This invention relates to solar fluid heating systems and more particularly to a solar fluid heating system which utilizes a series of valves controlled by temperature and pressure differentials to circulate the fluid through the system.
In the past, there have been various systems designed utilizing solar energy to heat different fluids. However, the majority of the systems, especially the ones having solar collectors elevated gravitationally above the heated fluid storage devices require the use of pumps to circulate the fluids through the system.
The present invention negates the necessity of a circulating pump by using a system of fluid pressure control and temperature control valves to effect the circulation of the fluid through the system.

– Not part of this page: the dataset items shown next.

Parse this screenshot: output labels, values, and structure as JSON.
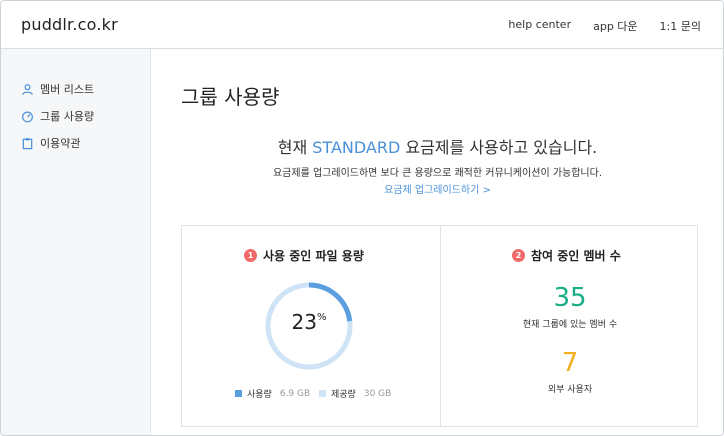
{
  "header": {
    "logo": "puddlr.co.kr",
    "nav": [
      "help center",
      "app 다운",
      "1:1 문의"
    ]
  },
  "sidebar": {
    "items": [
      {
        "label": "멤버 리스트",
        "icon": "user-icon"
      },
      {
        "label": "그룹 사용량",
        "icon": "gauge-icon"
      },
      {
        "label": "이용약관",
        "icon": "clipboard-icon"
      }
    ]
  },
  "main": {
    "title": "그룹 사용량",
    "plan_prefix": "현재 ",
    "plan_name": "STANDARD",
    "plan_suffix": " 요금제를 사용하고 있습니다.",
    "plan_desc": "요금제를 업그레이드하면 보다 큰 용량으로 쾌적한 커뮤니케이션이 가능합니다.",
    "upgrade_link": "요금제 업그레이드하기 >"
  },
  "storage": {
    "badge": "1",
    "title": "사용 중인 파일 용량",
    "percent": 23,
    "percent_text": "23",
    "percent_unit": "%",
    "used_label": "사용량",
    "used_value": "6.9 GB",
    "total_label": "제공량",
    "total_value": "30 GB"
  },
  "members": {
    "badge": "2",
    "title": "참여 중인 멤버 수",
    "internal_count": "35",
    "internal_label": "현재 그룹에 있는 멤버 수",
    "external_count": "7",
    "external_label": "외부 사용자"
  },
  "colors": {
    "accent": "#4a90d9",
    "gauge_fill": "#5b9fe0",
    "gauge_track": "#cfe3f6",
    "badge": "#f06a6a",
    "internal": "#1aae86",
    "external": "#f2b01e"
  }
}
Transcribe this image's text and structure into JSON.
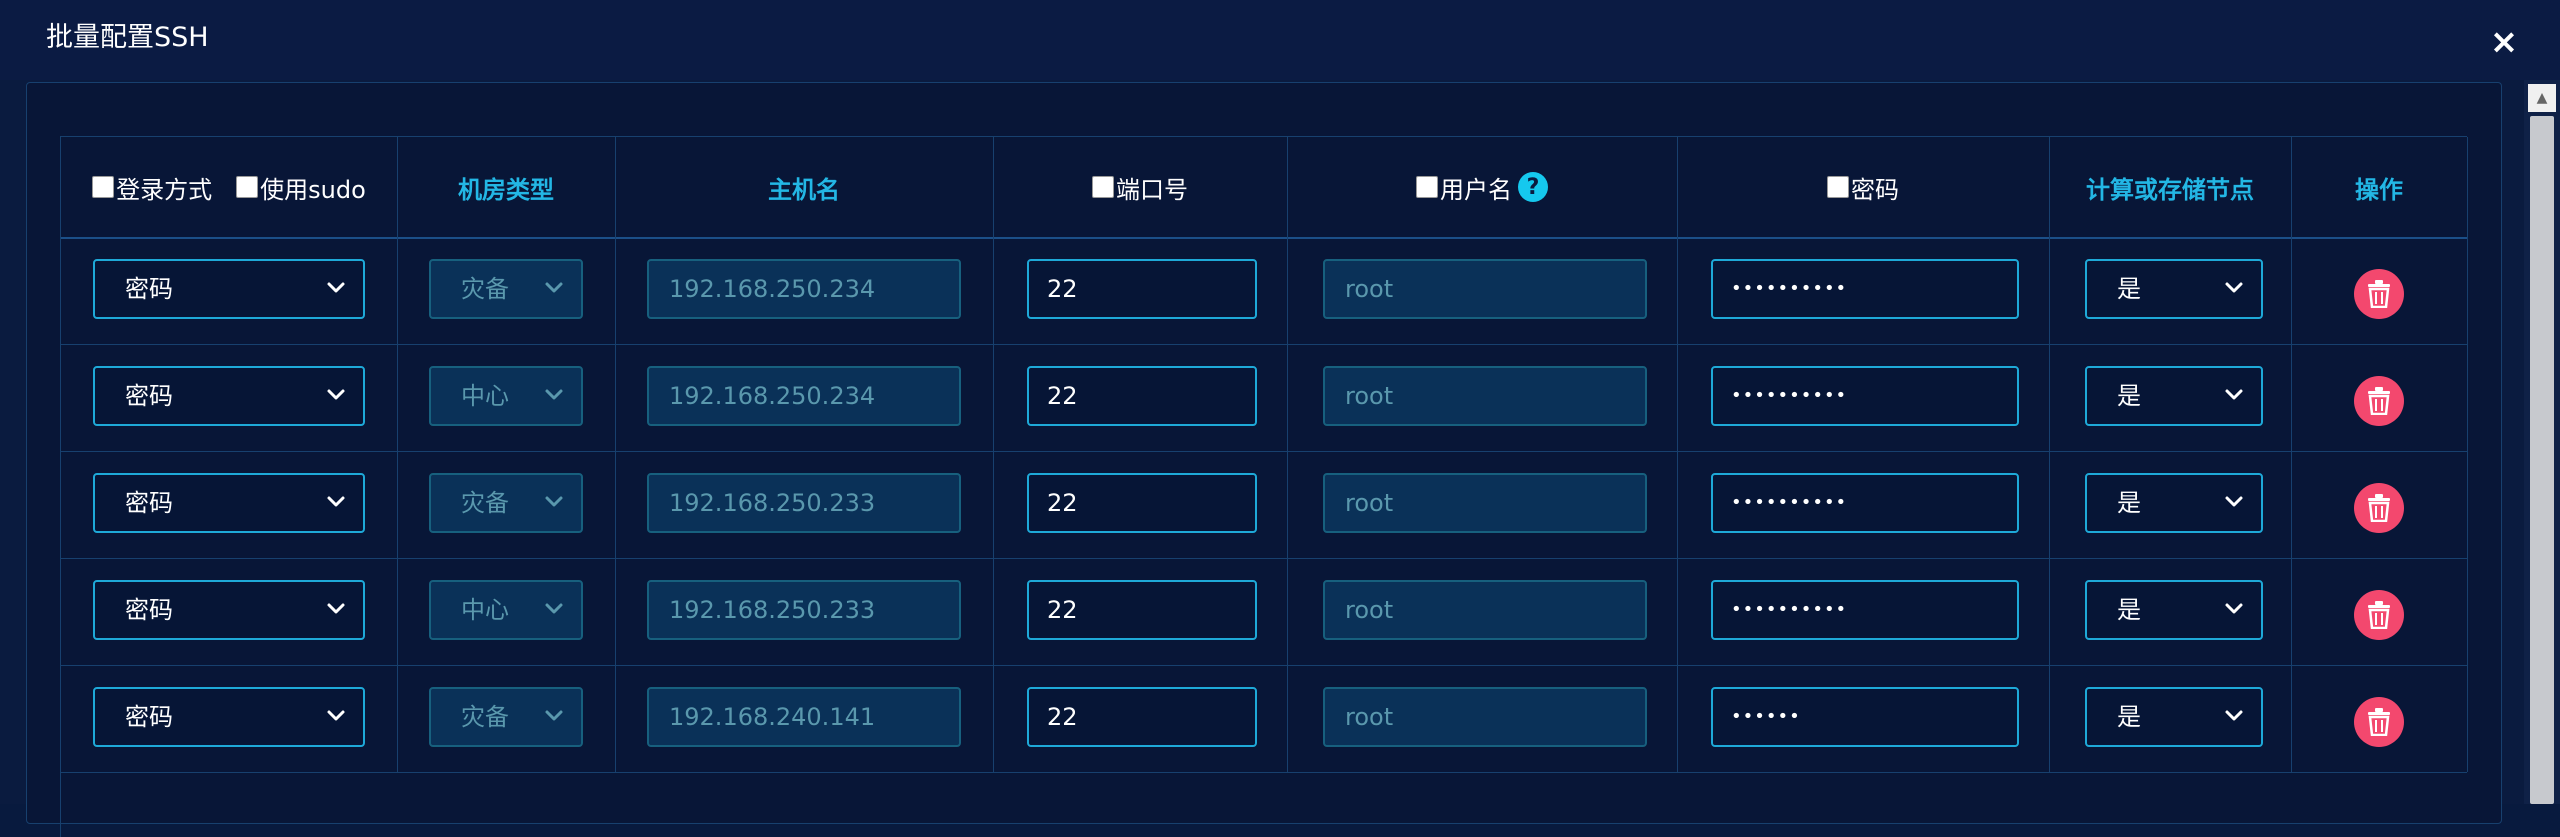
{
  "dialog": {
    "title": "批量配置SSH",
    "close_label": "×"
  },
  "headers": {
    "login_method": "登录方式",
    "use_sudo": "使用sudo",
    "room_type": "机房类型",
    "hostname": "主机名",
    "port": "端口号",
    "username": "用户名",
    "help_icon": "?",
    "password": "密码",
    "node_type": "计算或存储节点",
    "actions": "操作"
  },
  "rows": [
    {
      "login": "密码",
      "room": "灾备",
      "host": "192.168.250.234",
      "port": "22",
      "user": "root",
      "password": "••••••••••",
      "node": "是"
    },
    {
      "login": "密码",
      "room": "中心",
      "host": "192.168.250.234",
      "port": "22",
      "user": "root",
      "password": "••••••••••",
      "node": "是"
    },
    {
      "login": "密码",
      "room": "灾备",
      "host": "192.168.250.233",
      "port": "22",
      "user": "root",
      "password": "••••••••••",
      "node": "是"
    },
    {
      "login": "密码",
      "room": "中心",
      "host": "192.168.250.233",
      "port": "22",
      "user": "root",
      "password": "••••••••••",
      "node": "是"
    },
    {
      "login": "密码",
      "room": "灾备",
      "host": "192.168.240.141",
      "port": "22",
      "user": "root",
      "password": "••••••",
      "node": "是"
    }
  ],
  "colors": {
    "accent": "#23b7e5",
    "delete": "#f3486e",
    "background": "#0a1b3f"
  }
}
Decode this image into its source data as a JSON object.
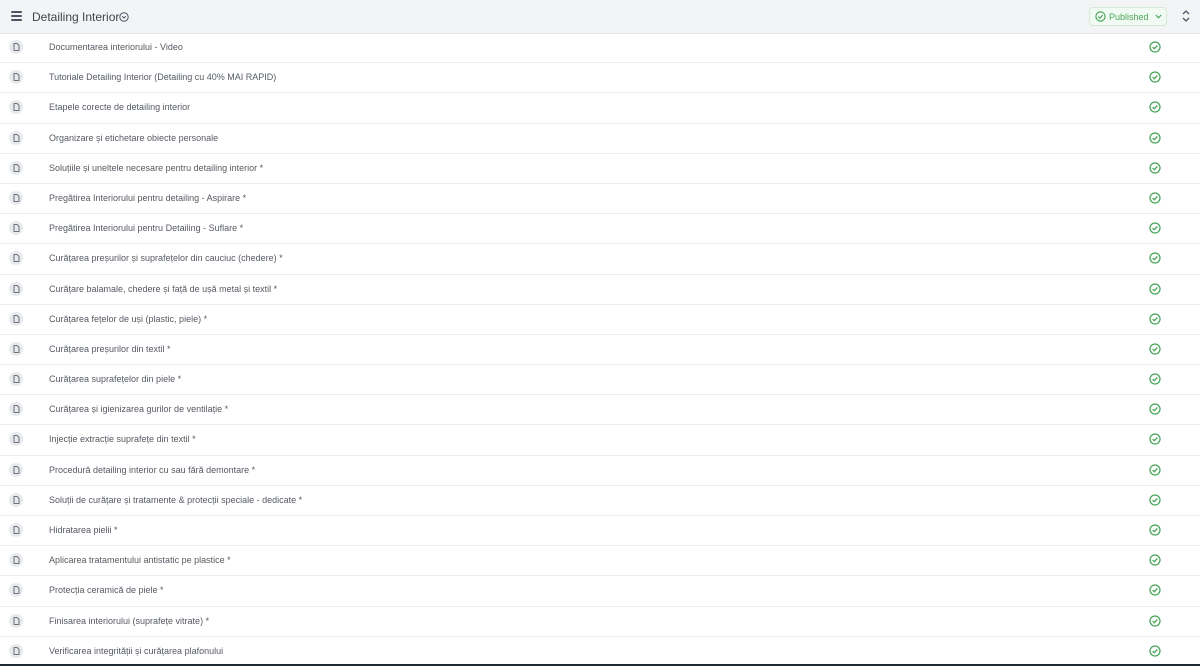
{
  "header": {
    "title": "Detailing Interior",
    "status_label": "Published",
    "menu_icon": "hamburger-menu-icon",
    "collapse_icon": "chevron-up-down-icon"
  },
  "colors": {
    "accent_green": "#4aa55a",
    "header_bg": "#f3f4f6"
  },
  "lessons": [
    {
      "title": "Documentarea interiorului - Video",
      "status": "published"
    },
    {
      "title": "Tutoriale Detailing Interior (Detailing cu 40% MAI RAPID)",
      "status": "published"
    },
    {
      "title": "Etapele corecte de detailing interior",
      "status": "published"
    },
    {
      "title": "Organizare și etichetare obiecte personale",
      "status": "published"
    },
    {
      "title": "Soluțiile și uneltele necesare pentru detailing interior *",
      "status": "published"
    },
    {
      "title": "Pregătirea Interiorului pentru detailing - Aspirare *",
      "status": "published"
    },
    {
      "title": "Pregătirea Interiorului pentru Detailing - Suflare *",
      "status": "published"
    },
    {
      "title": "Curățarea preșurilor și suprafețelor din cauciuc (chedere) *",
      "status": "published"
    },
    {
      "title": "Curățare balamale, chedere și față de ușă metal și textil *",
      "status": "published"
    },
    {
      "title": "Curățarea fețelor de uși (plastic, piele) *",
      "status": "published"
    },
    {
      "title": "Curățarea preșurilor din textil *",
      "status": "published"
    },
    {
      "title": "Curățarea suprafețelor din piele *",
      "status": "published"
    },
    {
      "title": "Curățarea și igienizarea gurilor de ventilație *",
      "status": "published"
    },
    {
      "title": "Injecție extracție suprafețe din textil *",
      "status": "published"
    },
    {
      "title": "Procedură detailing interior cu sau fără demontare *",
      "status": "published"
    },
    {
      "title": "Soluții de curățare și tratamente & protecții speciale - dedicate *",
      "status": "published"
    },
    {
      "title": "Hidratarea pielii *",
      "status": "published"
    },
    {
      "title": "Aplicarea tratamentului antistatic pe plastice *",
      "status": "published"
    },
    {
      "title": "Protecția ceramică de piele *",
      "status": "published"
    },
    {
      "title": "Finisarea interiorului (suprafețe vitrate) *",
      "status": "published"
    },
    {
      "title": "Verificarea integrității și curățarea plafonului",
      "status": "published"
    }
  ]
}
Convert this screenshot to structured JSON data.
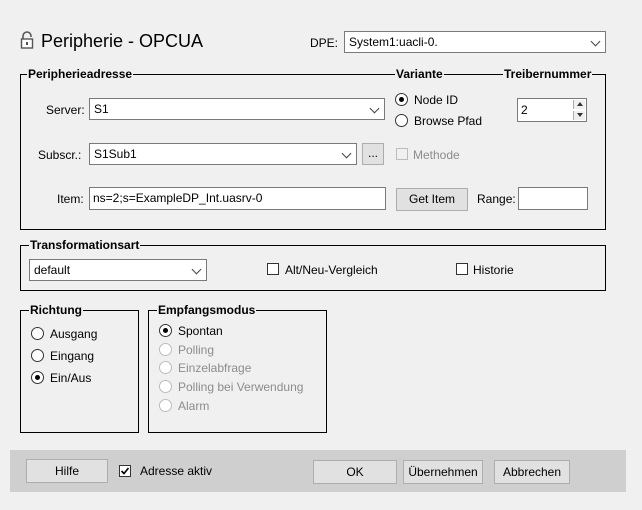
{
  "header": {
    "title": "Peripherie - OPCUA",
    "dpe_label": "DPE:",
    "dpe_value": "System1:uacli-0."
  },
  "address": {
    "legend": "Peripherieadresse",
    "server_label": "Server:",
    "server_value": "S1",
    "subscr_label": "Subscr.:",
    "subscr_value": "S1Sub1",
    "subscr_browse": "...",
    "item_label": "Item:",
    "item_value": "ns=2;s=ExampleDP_Int.uasrv-0",
    "get_item": "Get Item",
    "range_label": "Range:",
    "range_value": ""
  },
  "variante": {
    "legend": "Variante",
    "options": [
      "Node ID",
      "Browse Pfad"
    ],
    "selected": "Node ID",
    "methode": "Methode"
  },
  "treiber": {
    "legend": "Treibernummer",
    "value": "2"
  },
  "transformation": {
    "legend": "Transformationsart",
    "value": "default",
    "alt_neu": "Alt/Neu-Vergleich",
    "historie": "Historie"
  },
  "richtung": {
    "legend": "Richtung",
    "options": [
      "Ausgang",
      "Eingang",
      "Ein/Aus"
    ],
    "selected": "Ein/Aus"
  },
  "empfang": {
    "legend": "Empfangsmodus",
    "options": [
      "Spontan",
      "Polling",
      "Einzelabfrage",
      "Polling bei Verwendung",
      "Alarm"
    ],
    "selected": "Spontan"
  },
  "footer": {
    "hilfe": "Hilfe",
    "adresse_aktiv": "Adresse aktiv",
    "ok": "OK",
    "uebernehmen": "Übernehmen",
    "abbrechen": "Abbrechen"
  }
}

Thus the system requires no pump and no motor and no extra electrical energy is expended.
The prior art also includes thermosyphoned solar water heating systems which although they do not require circulation pumps, do require that the storage tank be at a higher elevation than the solar collector, which, is not necessary with the present invention.
Another advantage of the present invention is that the heated fluid passes through the solar collector only once, always entering the collector at the cold supply temperature and leaving at the desired hotter temperature. This results in a lower average collector temperature and less energy loss through insulation and transparent collector covers. The result is higher collector efficiency.
Also since the fluid passes through the collector only once, small flow rates in the order of only 0.01 gallons per minute per square foot of collector plate area are realized. This enables the majority of all lines, valves and fittings to be either a quarter inch or three-eights inch which is a nominal size for a system designed to operate in conjunction with conventional hot water heaters. This results in significant cost savings in piping, fittings, valves and insulation.